Expansion in Ludlow has been through stick on estates. Areas such as Stanton Road and the Bringewoods lack locally accessible open space. That will apply to Greenacres if the Foldgate Lane development is ever built. Parys Road is a string of quite nice cul de sacs but it doesn’t add up to a well planned neighbourhood.

Many reading this article will say, “No more expansion!” The reality of the country we live in, and the town and county we live in, is that growth is inevitable. We should plan that growth.

My view, and I have held this view long before I became a councillor, is that we should plan a garden suburb east of the bypass. That will involve working units, community spaces, lots of green open areas and around 1,000 homes. Thousands of trees. If we do the planning right, we could have a suburb that we are proud of. It could be on the tourist map. Visitors could say, “Jeeps, I’d really like to live here.”

If “Ludford Garden Suburb” is to serve the needs of our town, it should have at least 25% truly affordable housing.

Regrettably, I don’t think our current planning system in Ludlow, Shropshire and nationally is up to this ambition. We have a regime where we permit anything that meets woolly national planning rules.

We have never had a coherent plan for our town or its expansion. This is not helped by the geopolitics. Most expansion will be in Ludford parish, which wraps around the south and east of the urban area. There is no strategic planning between Ludford parish council and Ludlow town council.

We need to set out where we are going to build in Ludlow and its surrounding parishes right up to 2060. It’s a long timeline. Planning should be a long term process. We need to grasp the nettle now for the future good of our town. We should build the housing that we need and the workplaces that we need. And we should plan for it rather having developments permitted on by planners under pressure to say “yes” or by planning inspectors who have little understanding of where we live.

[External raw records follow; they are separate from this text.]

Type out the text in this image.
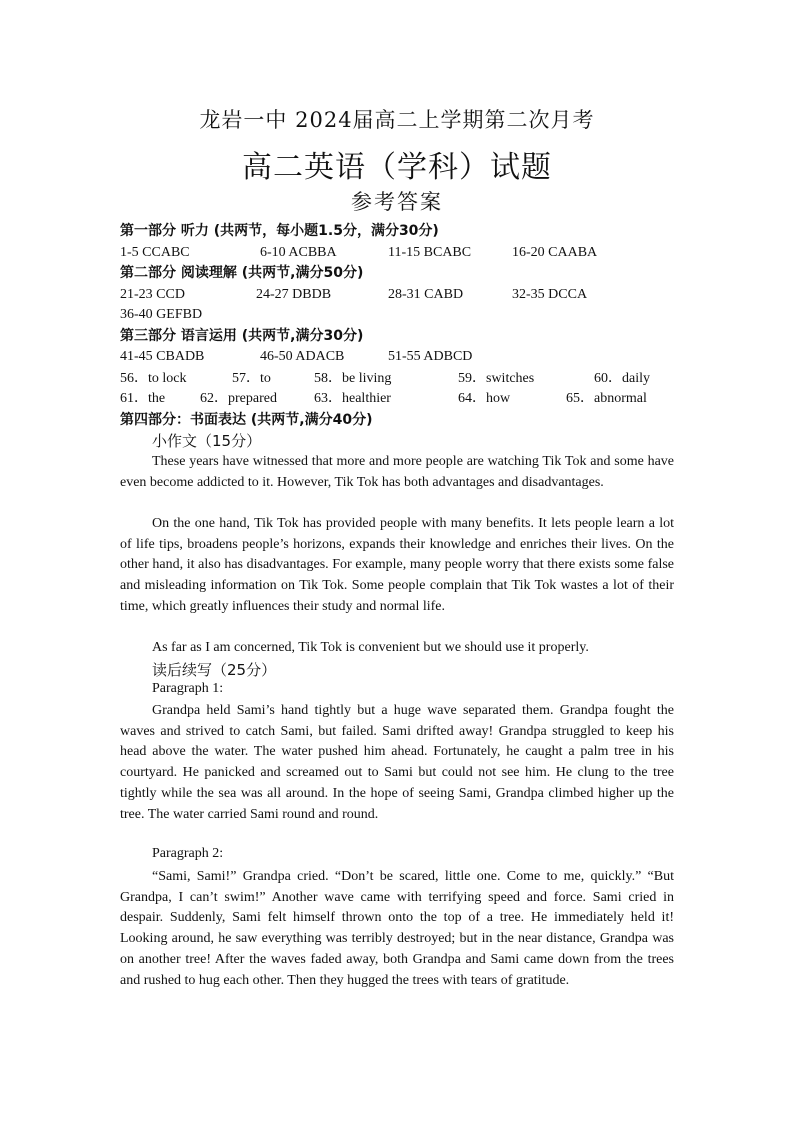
龙岩一中 2024届高二上学期第二次月考
高二英语（学科）试题
参考答案
第一部分 听力 (共两节，每小题1.5分，满分30分)
1-5 CCABC	6-10 ACBBA	11-15 BCABC	16-20 CAABA
第二部分 阅读理解 (共两节,满分50分)
21-23 CCD	24-27 DBDB	28-31 CABD	32-35 DCCA
36-40 GEFBD
第三部分 语言运用 (共两节,满分30分)
41-45 CBADB	46-50 ADACB	51-55 ADBCD
56．to lock	57．to	58．be living	59．switches	60．daily
61．the 62．prepared	63．healthier	64．how	65．abnormal
第四部分：书面表达 (共两节,满分40分)
小作文（15分）

These years have witnessed that more and more people are watching Tik Tok and some have even become addicted to it. However, Tik Tok has both advantages and disadvantages.

On the one hand, Tik Tok has provided people with many benefits. It lets people learn a lot of life tips, broadens people’s horizons, expands their knowledge and enriches their lives. On the other hand, it also has disadvantages. For example, many people worry that there exists some false and misleading information on Tik Tok. Some people complain that Tik Tok wastes a lot of their time, which greatly influences their study and normal life.

As far as I am concerned, Tik Tok is convenient but we should use it properly.

读后续写（25分）
Paragraph 1:

Grandpa held Sami’s hand tightly but a huge wave separated them. Grandpa fought the waves and strived to catch Sami, but failed. Sami drifted away! Grandpa struggled to keep his head above the water. The water pushed him ahead. Fortunately, he caught a palm tree in his courtyard. He panicked and screamed out to Sami but could not see him. He clung to the tree tightly while the sea was all around. In the hope of seeing Sami, Grandpa climbed higher up the tree. The water carried Sami round and round.

Paragraph 2:

“Sami, Sami!” Grandpa cried. “Don’t be scared, little one. Come to me, quickly.” “But Grandpa, I can’t swim!” Another wave came with terrifying speed and force. Sami cried in despair. Suddenly, Sami felt himself thrown onto the top of a tree. He immediately held it! Looking around, he saw everything was terribly destroyed; but in the near distance, Grandpa was on another tree! After the waves faded away, both Grandpa and Sami came down from the trees and rushed to hug each other. Then they hugged the trees with tears of gratitude.
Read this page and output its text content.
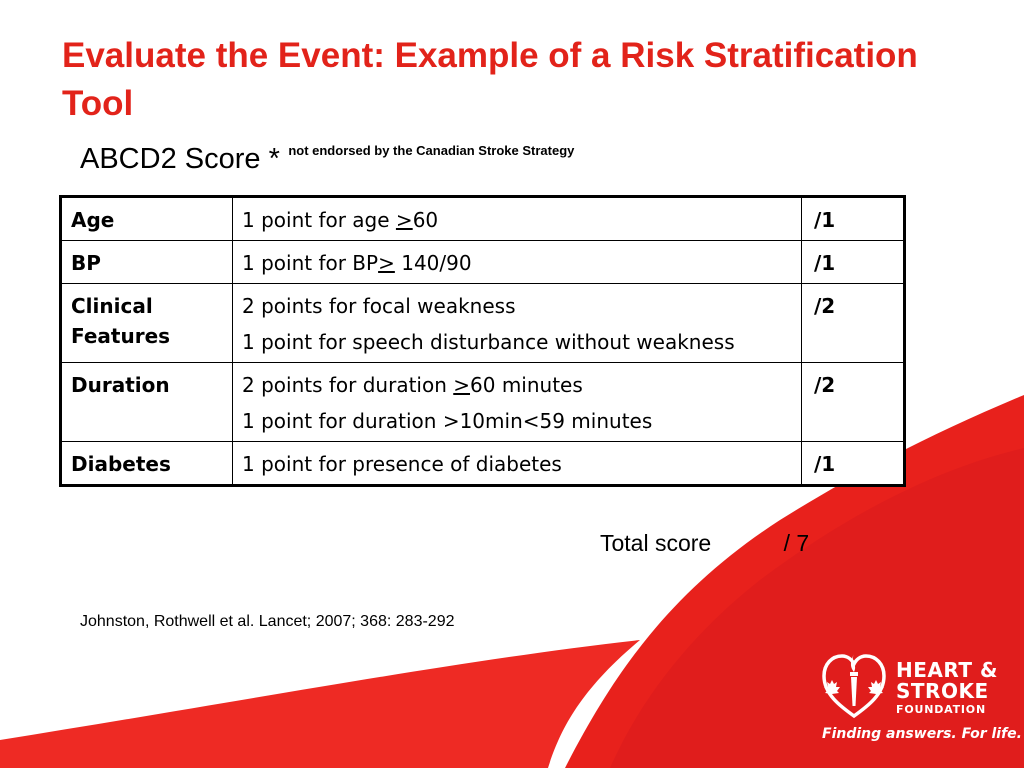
Evaluate the Event: Example of a Risk Stratification Tool
ABCD2 Score * $^{not endorsed by the Canadian Stroke Strategy}$
Age	1 point for age ≥60	/1
BP	1 point for BP≥ 140/90	/1
Clinical Features	2 points for focal weakness
1 point for speech disturbance without weakness	/2
Duration	2 points for duration ≥60 minutes
1 point for duration >10min<59 minutes	/2
Diabetes	1 point for presence of diabetes	/1
Total score	/ 7
Johnston, Rothwell et al. Lancet; 2007; 368: 283-292
HEART &
STROKE
FOUNDATION
Finding answers. For life.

Join us at the Elim Church on Thursday night, 6.30pm to debate the options.

One thought on “Is it time for another 1,000 homes in Ludlow? The big planning debate is now”
  1. The problem with this proposal is that all the development is based in the Ludford parish which at the moment does not provide local services. The result being that Ludford precept would remain low and Ludlow Town council precept would have to increase in ever increasing amounts. I personally think it would foolish to include such numbers in the development plan while Ludlow Town council wouldn’t even be an official consul-tee on the plans.